Paytm Q2 2024 Results
One 97 Communications reported a net profit of ₹930 crore in the September quarter. This profit was largely due to a one-time gain of ₹1,345 crore from selling its entertainment ticketing business.
The company saw an 11% rise in revenue compared to the previous quarter, driven by a 5% increase in GMV (Gross Merchandise Value), better returns from devices, and a 34% increase in revenue from financial services.
Paytm also reduced its EBITDA (before ESOP) loss to ₹1.8 billion from ₹5.5 billion in the previous quarter. This improvement was due to cost-cutting measures, lower employee stock option costs, and the one-time gain from the sale of the entertainment business. This allowed Paytm to report a profit of ₹9.3 billion for the first time.

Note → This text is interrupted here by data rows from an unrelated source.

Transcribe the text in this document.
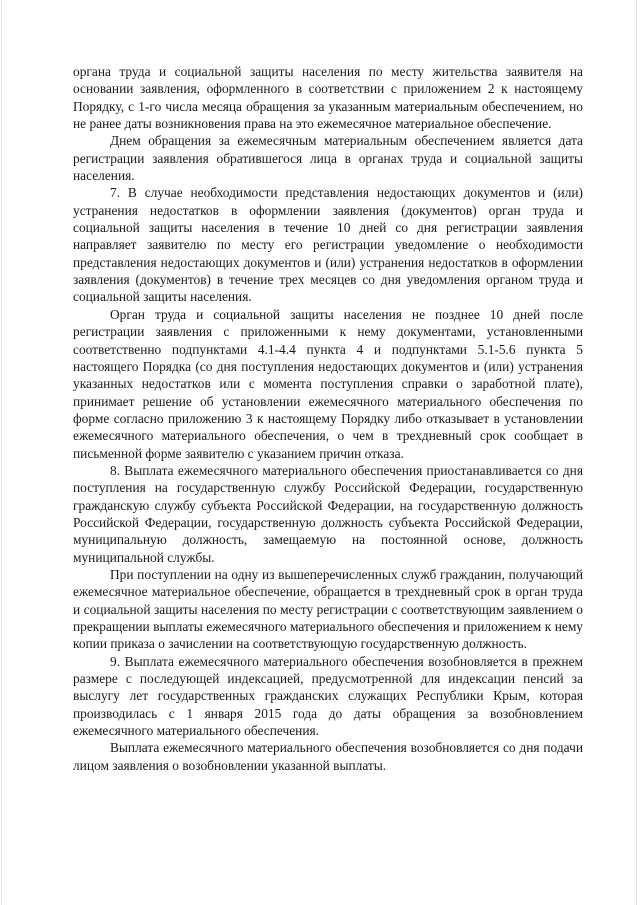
органа труда и социальной защиты населения по месту жительства заявителя на основании заявления, оформленного в соответствии с приложением 2 к настоящему Порядку, с 1-го числа месяца обращения за указанным материальным обеспечением, но не ранее даты возникновения права на это ежемесячное материальное обеспечение.

Днем обращения за ежемесячным материальным обеспечением является дата регистрации заявления обратившегося лица в органах труда и социальной защиты населения.

7. В случае необходимости представления недостающих документов и (или) устранения недостатков в оформлении заявления (документов) орган труда и социальной защиты населения в течение 10 дней со дня регистрации заявления направляет заявителю по месту его регистрации уведомление о необходимости представления недостающих документов и (или) устранения недостатков в оформлении заявления (документов) в течение трех месяцев со дня уведомления органом труда и социальной защиты населения.

Орган труда и социальной защиты населения не позднее 10 дней после регистрации заявления с приложенными к нему документами, установленными соответственно подпунктами 4.1-4.4 пункта 4 и подпунктами 5.1-5.6 пункта 5 настоящего Порядка (со дня поступления недостающих документов и (или) устранения указанных недостатков или с момента поступления справки о заработной плате), принимает решение об установлении ежемесячного материального обеспечения по форме согласно приложению 3 к настоящему Порядку либо отказывает в установлении ежемесячного материального обеспечения, о чем в трехдневный срок сообщает в письменной форме заявителю с указанием причин отказа.

8. Выплата ежемесячного материального обеспечения приостанавливается со дня поступления на государственную службу Российской Федерации, государственную гражданскую службу субъекта Российской Федерации, на государственную должность Российской Федерации, государственную должность субъекта Российской Федерации, муниципальную должность, замещаемую на постоянной основе, должность муниципальной службы.

При поступлении на одну из вышеперечисленных служб гражданин, получающий ежемесячное материальное обеспечение, обращается в трехдневный срок в орган труда и социальной защиты населения по месту регистрации с соответствующим заявлением о прекращении выплаты ежемесячного материального обеспечения и приложением к нему копии приказа о зачислении на соответствующую государственную должность.

9. Выплата ежемесячного материального обеспечения возобновляется в прежнем размере с последующей индексацией, предусмотренной для индексации пенсий за выслугу лет государственных гражданских служащих Республики Крым, которая производилась с 1 января 2015 года до даты обращения за возобновлением ежемесячного материального обеспечения.

Выплата ежемесячного материального обеспечения возобновляется со дня подачи лицом заявления о возобновлении указанной выплаты.
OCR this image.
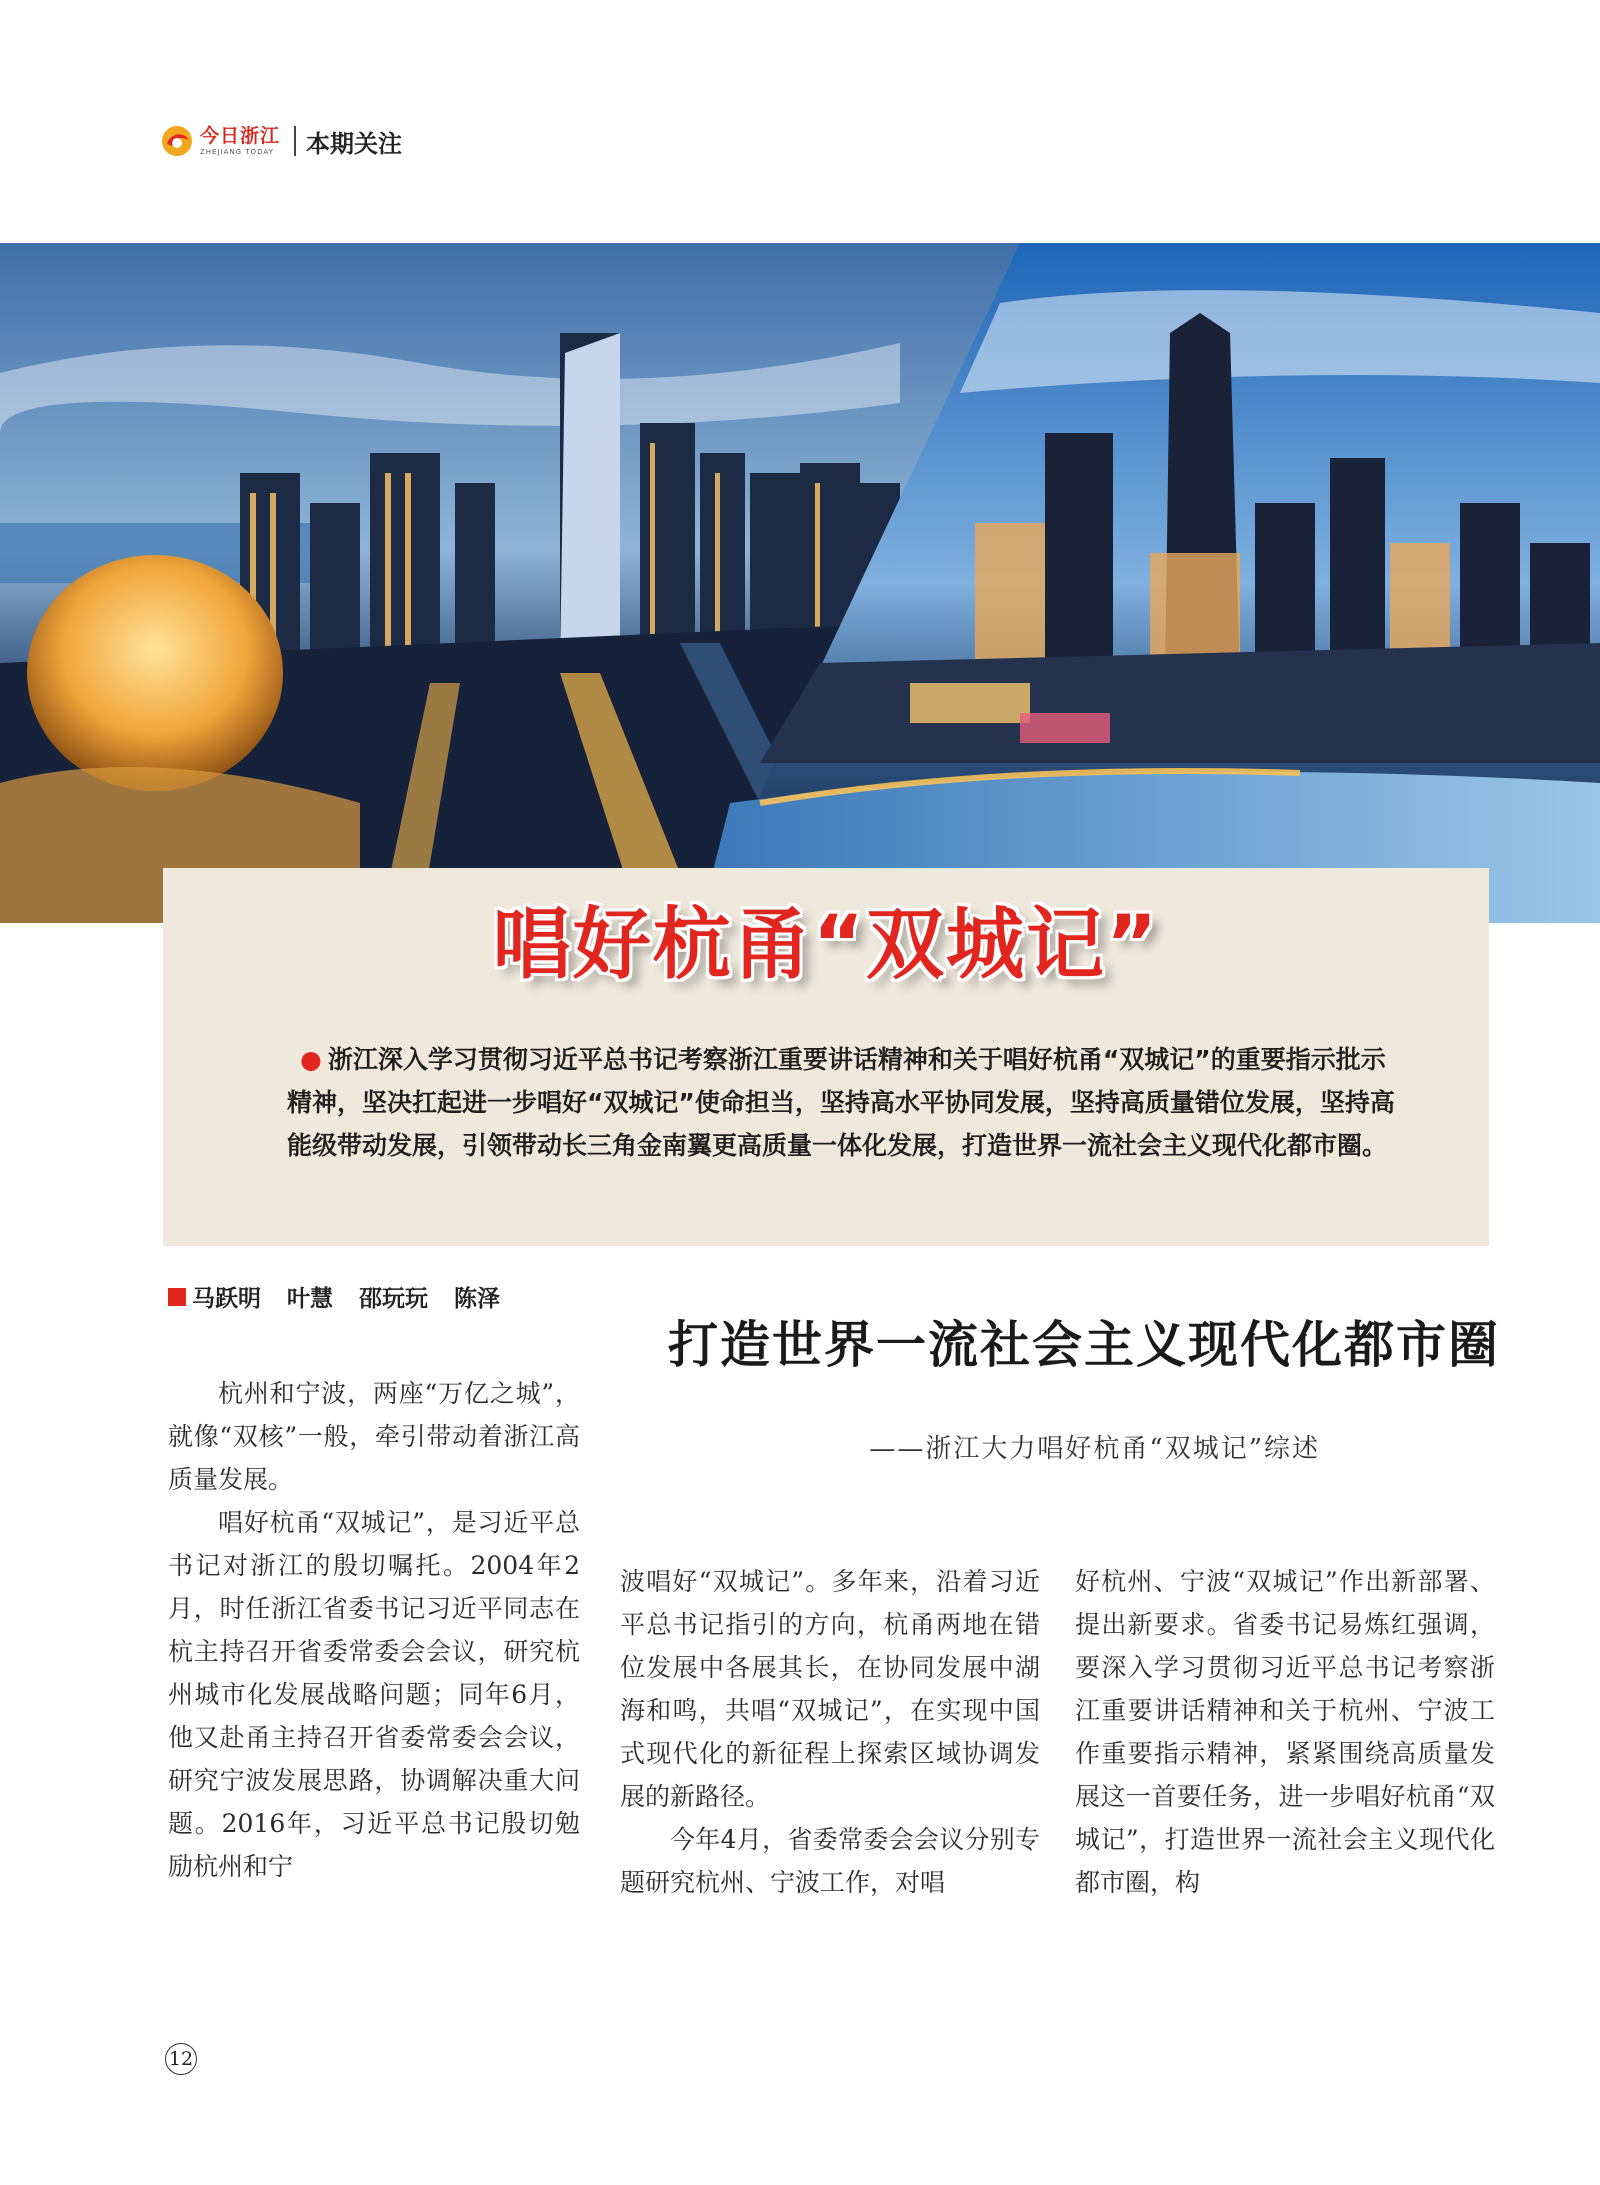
今日浙江
ZHEJIANG TODAY 本期关注
唱好杭甬“双城记”
● 浙江深入学习贯彻习近平总书记考察浙江重要讲话精神和关于唱好杭甬“双城记”的重要指示批示精神，坚决扛起进一步唱好“双城记”使命担当，坚持高水平协同发展，坚持高质量错位发展，坚持高能级带动发展，引领带动长三角金南翼更高质量一体化发展，打造世界一流社会主义现代化都市圈。
马跃明 叶慧 邵玩玩 陈泽
打造世界一流社会主义现代化都市圈
——浙江大力唱好杭甬“双城记”综述

杭州和宁波，两座“万亿之城”，就像“双核”一般，牵引带动着浙江高质量发展。

唱好杭甬“双城记”，是习近平总书记对浙江的殷切嘱托。2004年2月，时任浙江省委书记习近平同志在杭主持召开省委常委会会议，研究杭州城市化发展战略问题；同年6月，他又赴甬主持召开省委常委会会议，研究宁波发展思路，协调解决重大问题。2016年，习近平总书记殷切勉励杭州和宁

波唱好“双城记”。多年来，沿着习近平总书记指引的方向，杭甬两地在错位发展中各展其长，在协同发展中湖海和鸣，共唱“双城记”，在实现中国式现代化的新征程上探索区域协调发展的新路径。

今年4月，省委常委会会议分别专题研究杭州、宁波工作，对唱

好杭州、宁波“双城记”作出新部署、提出新要求。省委书记易炼红强调，要深入学习贯彻习近平总书记考察浙江重要讲话精神和关于杭州、宁波工作重要指示精神，紧紧围绕高质量发展这一首要任务，进一步唱好杭甬“双城记”，打造世界一流社会主义现代化都市圈，构

12
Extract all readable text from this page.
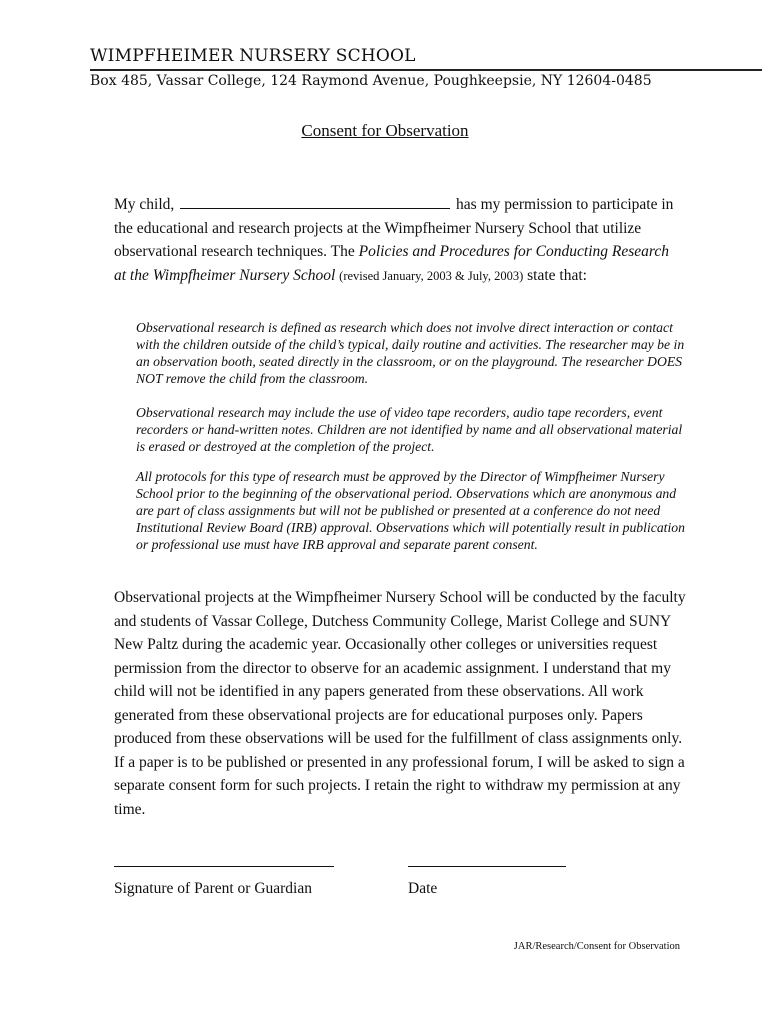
WIMPFHEIMER NURSERY SCHOOL
Box 485, Vassar College, 124 Raymond Avenue, Poughkeepsie, NY 12604-0485
Consent for Observation
My child,	has my permission to participate in the educational and research projects at the Wimpfheimer Nursery School that utilize observational research techniques. The Policies and Procedures for Conducting Research at the Wimpfheimer Nursery School (revised January, 2003 & July, 2003) state that:
Observational research is defined as research which does not involve direct interaction or contact with the children outside of the child’s typical, daily routine and activities. The researcher may be in an observation booth, seated directly in the classroom, or on the playground. The researcher DOES NOT remove the child from the classroom.
Observational research may include the use of video tape recorders, audio tape recorders, event recorders or hand-written notes. Children are not identified by name and all observational material is erased or destroyed at the completion of the project.
All protocols for this type of research must be approved by the Director of Wimpfheimer Nursery School prior to the beginning of the observational period. Observations which are anonymous and are part of class assignments but will not be published or presented at a conference do not need Institutional Review Board (IRB) approval. Observations which will potentially result in publication or professional use must have IRB approval and separate parent consent.
Observational projects at the Wimpfheimer Nursery School will be conducted by the faculty and students of Vassar College, Dutchess Community College, Marist College and SUNY New Paltz during the academic year. Occasionally other colleges or universities request permission from the director to observe for an academic assignment. I understand that my child will not be identified in any papers generated from these observations. All work generated from these observational projects are for educational purposes only. Papers produced from these observations will be used for the fulfillment of class assignments only. If a paper is to be published or presented in any professional forum, I will be asked to sign a separate consent form for such projects. I retain the right to withdraw my permission at any time.
Signature of Parent or Guardian	Date
JAR/Research/Consent for Observation
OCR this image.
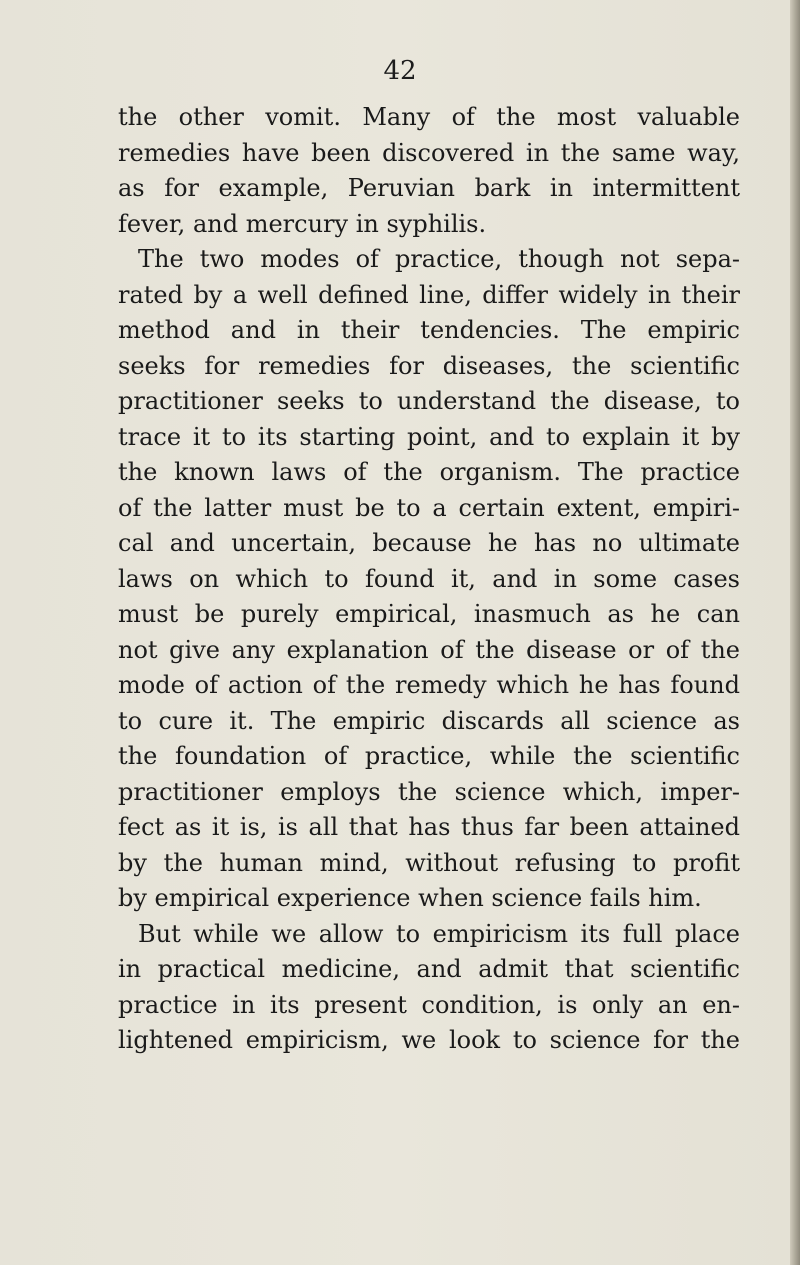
42

the other vomit. Many of the most valuable
remedies have been discovered in the same way,
as for example, Peruvian bark in intermittent
fever, and mercury in syphilis.
The two modes of practice, though not sepa-
rated by a well defined line, differ widely in their
method and in their tendencies. The empiric
seeks for remedies for diseases, the scientific
practitioner seeks to understand the disease, to
trace it to its starting point, and to explain it by
the known laws of the organism. The practice
of the latter must be to a certain extent, empiri-
cal and uncertain, because he has no ultimate
laws on which to found it, and in some cases
must be purely empirical, inasmuch as he can
not give any explanation of the disease or of the
mode of action of the remedy which he has found
to cure it. The empiric discards all science as
the foundation of practice, while the scientific
practitioner employs the science which, imper-
fect as it is, is all that has thus far been attained
by the human mind, without refusing to profit
by empirical experience when science fails him.
But while we allow to empiricism its full place
in practical medicine, and admit that scientific
practice in its present condition, is only an en-
lightened empiricism, we look to science for the
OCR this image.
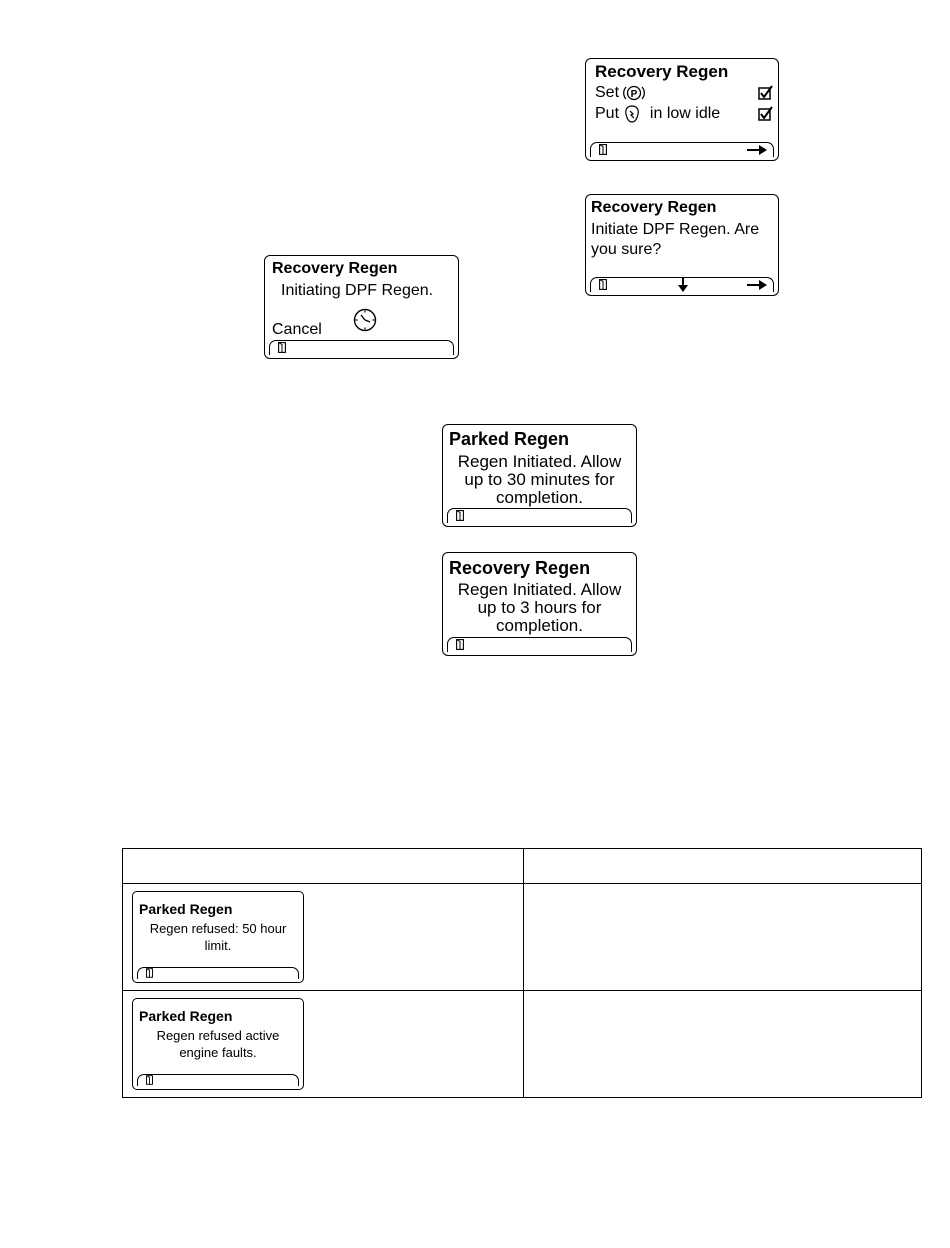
Recovery Regen
Set P
Put in low idle
Recovery Regen
Initiate DPF Regen. Are
you sure?
Recovery Regen
Initiating DPF Regen.
Cancel
Parked Regen
Regen Initiated. Allow
up to 30 minutes for
completion.
Recovery Regen
Regen Initiated. Allow
up to 3 hours for
completion.

Parked Regen
Regen refused: 50 hour
limit.	

Parked Regen
Regen refused active
engine faults.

Anand Dama also noted that Paytm’s ongoing cost-saving measures and business improvements should lead to early profitability, possibly by FY26 or FY27. He said that Paytm’s stock could further improve if the company quickly recovers its lost customer base, sees strong growth in its lending business, and avoids more regulatory hurdles.
The brokerage firm maintained an ‘Add’ rating for Paytm shares, with a target price of ₹750.
On Tuesday, Paytm shares closed 5.31% lower at ₹687.30 on the BSE.